Sanaria déglutit. Elle se massa le front, prise d'un début de migraine qui l'empêchait de réfléchir.

- La vengeance... contre cette... chose ?

- Oui.

- Vous êtes dingues.

- Nous sommes des fées. Comme toi. Et l'heure est venue pour toi de libérer ton potentiel latent.

La chef s'avança, aussi vive qu'un éclair, et lui attrapa le poignet.

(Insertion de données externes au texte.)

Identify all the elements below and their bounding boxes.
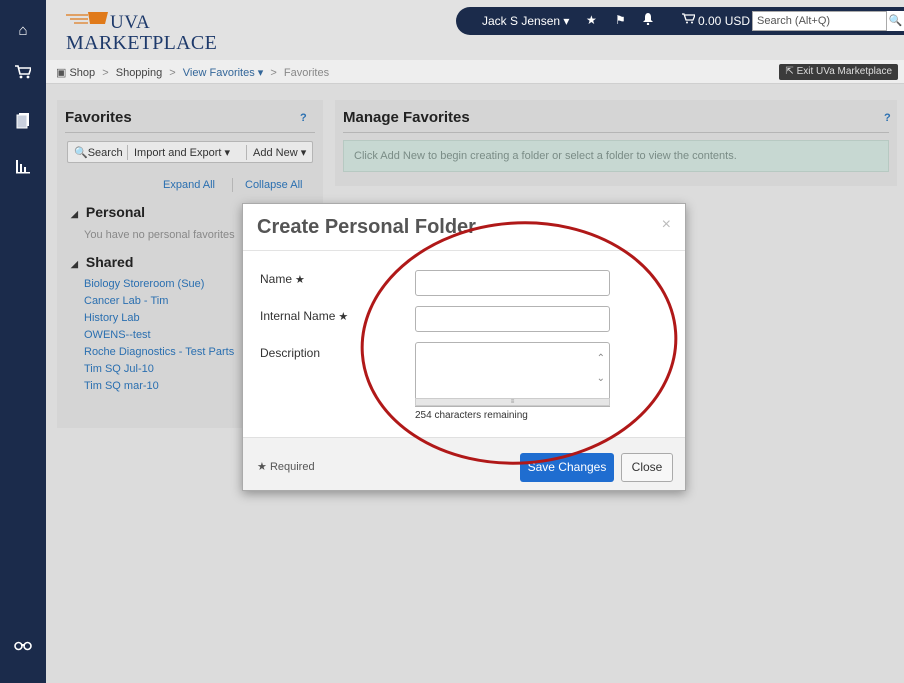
cart-icon[interactable] xyxy=(682,13,696,27)
import-export-button[interactable]: Import and Export ▾ xyxy=(134,146,230,159)
breadcrumb-view-favorites[interactable]: View Favorites ▾ xyxy=(183,67,264,79)
name-label: Name ★ xyxy=(260,272,305,286)
characters-remaining: 254 characters remaining xyxy=(415,410,528,421)
divider xyxy=(65,132,315,133)
search-icon[interactable]: 🔍 xyxy=(887,11,904,31)
collapse-triangle-icon: ◢ xyxy=(71,209,78,219)
reports-icon[interactable] xyxy=(0,158,46,178)
breadcrumb-separator: > xyxy=(270,67,277,79)
shared-folder-item[interactable]: History Lab xyxy=(84,312,239,329)
save-changes-button[interactable]: Save Changes xyxy=(520,453,614,482)
scroll-up-icon[interactable]: ⌃ xyxy=(597,353,605,364)
internal-name-label-text: Internal Name xyxy=(260,309,336,323)
toolbar-divider xyxy=(127,145,128,160)
manage-help-icon[interactable]: ? xyxy=(884,112,891,124)
shared-folder-item[interactable]: Cancer Lab - Tim xyxy=(84,295,239,312)
add-new-button[interactable]: Add New ▾ xyxy=(253,146,306,159)
required-star-icon: ★ xyxy=(338,311,349,323)
shared-folder-item[interactable]: OWENS--test xyxy=(84,329,239,346)
search-input[interactable]: Search (Alt+Q) xyxy=(752,11,887,31)
shared-folder-item[interactable]: Biology Storeroom (Sue) xyxy=(84,278,239,295)
required-note-text: Required xyxy=(269,461,315,473)
cart-icon[interactable] xyxy=(0,65,46,83)
breadcrumb-separator: > xyxy=(102,67,109,79)
logo-cart-icon xyxy=(66,12,108,24)
exit-label: Exit UVa Marketplace xyxy=(796,66,892,77)
personal-section-toggle[interactable]: ◢ Personal xyxy=(71,204,145,220)
close-button[interactable]: Close xyxy=(621,453,673,482)
favorites-title: Favorites xyxy=(65,109,132,126)
breadcrumb-shop[interactable]: Shop xyxy=(69,67,95,79)
search-favorites-label: Search xyxy=(87,147,123,159)
home-icon[interactable]: ⌂ xyxy=(0,22,46,39)
toolbar-divider xyxy=(246,145,247,160)
star-icon[interactable]: ★ xyxy=(586,13,597,27)
collapse-all-link[interactable]: Collapse All xyxy=(245,179,302,191)
favorites-toolbar: 🔍Search Import and Export ▾ Add New ▾ xyxy=(67,141,313,163)
user-menu[interactable]: Jack S Jensen ▾ xyxy=(482,14,569,28)
divider xyxy=(343,132,889,133)
binoculars-icon[interactable] xyxy=(0,638,46,655)
collapse-triangle-icon: ◢ xyxy=(71,259,78,269)
required-note: ★ Required xyxy=(257,460,315,473)
bell-icon[interactable] xyxy=(643,13,653,28)
info-message: Click Add New to begin creating a folder… xyxy=(343,140,889,172)
documents-icon[interactable] xyxy=(0,113,46,133)
logo-text-marketplace: MARKETPLACE xyxy=(66,32,218,54)
manage-favorites-panel: Manage Favorites ? Click Add New to begi… xyxy=(335,100,897,186)
resize-handle[interactable]: ≡ xyxy=(415,398,610,406)
favorites-help-icon[interactable]: ? xyxy=(300,112,307,124)
shared-section-label: Shared xyxy=(85,254,134,270)
shared-folder-list: Biology Storeroom (Sue) Cancer Lab - Tim… xyxy=(84,278,239,397)
header: UVA MARKETPLACE Jack S Jensen ▾ ★ ⚑ 0.00… xyxy=(46,0,904,60)
required-star-icon: ★ xyxy=(257,461,267,473)
uva-marketplace-logo[interactable]: UVA MARKETPLACE xyxy=(58,8,217,56)
close-icon[interactable]: × xyxy=(662,216,671,234)
breadcrumb-separator: > xyxy=(169,67,176,79)
shared-section-toggle[interactable]: ◢ Shared xyxy=(71,254,133,270)
shared-folder-item[interactable]: Tim SQ mar-10 xyxy=(84,380,239,397)
breadcrumb-shopping[interactable]: Shopping xyxy=(116,67,163,79)
required-star-icon: ★ xyxy=(295,274,305,286)
name-field[interactable] xyxy=(415,270,610,296)
breadcrumb: ▣ Shop > Shopping > View Favorites ▾ > F… xyxy=(46,60,904,84)
exit-marketplace-button[interactable]: ⇱ Exit UVa Marketplace xyxy=(779,64,898,80)
description-label: Description xyxy=(260,346,321,360)
internal-name-field[interactable] xyxy=(415,306,610,332)
scroll-down-icon[interactable]: ⌄ xyxy=(597,373,605,384)
dialog-title: Create Personal Folder xyxy=(257,216,476,238)
breadcrumb-favorites: Favorites xyxy=(283,67,330,79)
dialog-divider xyxy=(243,250,685,251)
search-favorites-button[interactable]: 🔍Search xyxy=(74,146,123,159)
logo-text-uva: UVA xyxy=(110,12,151,33)
internal-name-label: Internal Name ★ xyxy=(260,309,348,323)
name-label-text: Name xyxy=(260,272,293,286)
link-divider xyxy=(232,178,233,192)
cart-total[interactable]: 0.00 USD xyxy=(698,14,750,28)
shop-cart-icon: ▣ xyxy=(56,67,67,79)
shared-folder-item[interactable]: Roche Diagnostics - Test Parts xyxy=(84,346,239,363)
shared-folder-item[interactable]: Tim SQ Jul-10 xyxy=(84,363,239,380)
left-nav: ⌂ xyxy=(0,0,46,683)
create-folder-dialog: Create Personal Folder × Name ★ Internal … xyxy=(242,203,686,491)
personal-section-label: Personal xyxy=(85,204,146,220)
exit-icon: ⇱ xyxy=(785,66,794,77)
expand-all-link[interactable]: Expand All xyxy=(163,179,215,191)
manage-favorites-title: Manage Favorites xyxy=(343,109,470,126)
top-bar: Jack S Jensen ▾ ★ ⚑ 0.00 USD Search (Alt… xyxy=(456,7,904,35)
dialog-footer: ★ Required Save Changes Close xyxy=(243,437,685,490)
search-icon: 🔍 xyxy=(74,147,88,159)
flag-icon[interactable]: ⚑ xyxy=(615,13,626,27)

- Afin de te révéler à toi-même, princesse. (Déclara-t-elle.)

- Lâchez-moi.

- Sinon quoi ?

- Lâchez-moi !

La femme aux cheveux bleus tira sur le poignet de Sanaria, lui offrant un sourire sardonique.

- J'ai dit... Lâchez-moi !

Le cri de Sanaria fit reculer la fée d'un pas. Une légère aura bleutée traçait des filins dans les airs, entre la princesse et les corps au sol. Elle se figea, abasourdie et paniquée.

- Qu'est-ce que...

- Il ne reste plus qu'à sceller le pacte... (Murmura la bleutée à son oreille.)

Sanaria cligna des yeux. La chef s'était déplacée dans son dos, sans qu'elle ne la voie...

- Sceller... le pacte ?

- Chacune de nous est unique... Chez toi, une brusque colère, sourde, créé dans des conditions particulières... (Elle laissa sa phrase en suspend.)

Sanaria tremblait. Elle sentait sa colère qui bouillonnait au fond d'elle, qui ne demandait qu'à être libérée. Et elle angoissait à cause de ça. Une voix murmurait à son oreille. Si au départ, elle avait cru qu'il s'agissait de celle de la fée, elle comprenait désormais qu'il y avait autre chose, de plus profond.

- Libère-là ! (Murmura la bleue d'une voix impérieuse.)

La phrase fut comme un déclic pour Sanaria. Elle écarquilla les yeux, ouvrit grand la bouche cependant que son cri se déployait. Elle bascula la tête en arrière alors qu'il gagnait en puissance, forçant les membres de la sororité à se boucher les oreilles. Les vitres de la pièce se brisèrent. Les corps des soldats se soulevèrent du sol, emportés par une aura bleutée, par un lien qui les reliait à Sanaria. Elle s'empara de leur énergie, les faisant vieillir à vue d'oeil jusqu'à ne laisser d'eux que des êtres frêles qui tombèrent au sol avec un bruit mat.

La princesse resta dans les airs encore quelques secondes, le corps luisant, avant de tomber à genoux, haletante. Elle porta une main à son visage. Des filaments d'énergies dansèrent sous sa peau avant de se fondre avec. Une puissance nouvelle parcourait son corps. Elle prit une inspiration. Jamais elle ne s'était sentie aussi bien, aussi vivante. Ses yeux aux reflets bleus balayèrent la pièce, s'arrêtant sur les corps décharnés.

- Sont-ils... ?

- Non. Non. Ils ont simplement perdu des années de vies. Mais tu en auras bien plus l'utilité qu'eux. (Fit la chef d'une voix cassante, sans émotion.)

La princesse se pinça les lèvres. Elle aurait dû se sentir bouleversée... Mais il n'en était rien. Et cela ne l'émouvait pas, pour une raison qu'elle ne parvenait pas à cerner.

Elle sentait une présence au fond d'elle, une entité. Celle avec qui elle était liée, qui lui offrait son pouvoir en échange d'un pacte dont elle ignorait tout. Toute sa peine, sa douleur, semblaient avoir disparu, au profit de quelque chose d'autre qu'elle ne parvenait pas encore à déterminer.

- Comment te sens-tu ?

- Merveilleusement bien.

Les mots étaient comme sortis tout seul, mais ils n'en étaient pas moins vrais.

- Et ce n'est qu'un début. Un nouveau monde s'ouvre à toi. Sanaria, voici Maeva et Lyna. Quant à moi, je suis Syrielle.

- Je suis heureuse de faire partie des vôtres.

Syrielle leva un doigt, amusée.

- Oh, pas encore. Pas tout à fait. Il y a un... rituel, si je puis dire.

- Un rituel ?

- Absolument.

La bleue fit claquer sa langue, amusée.

- J'ai tant de questions.

- Nous y viendrons.

Elle claqua des doigts et les deux autres quittèrent la pièce.

- Suis-moi. Nous avons un présent. Pour ton initiation.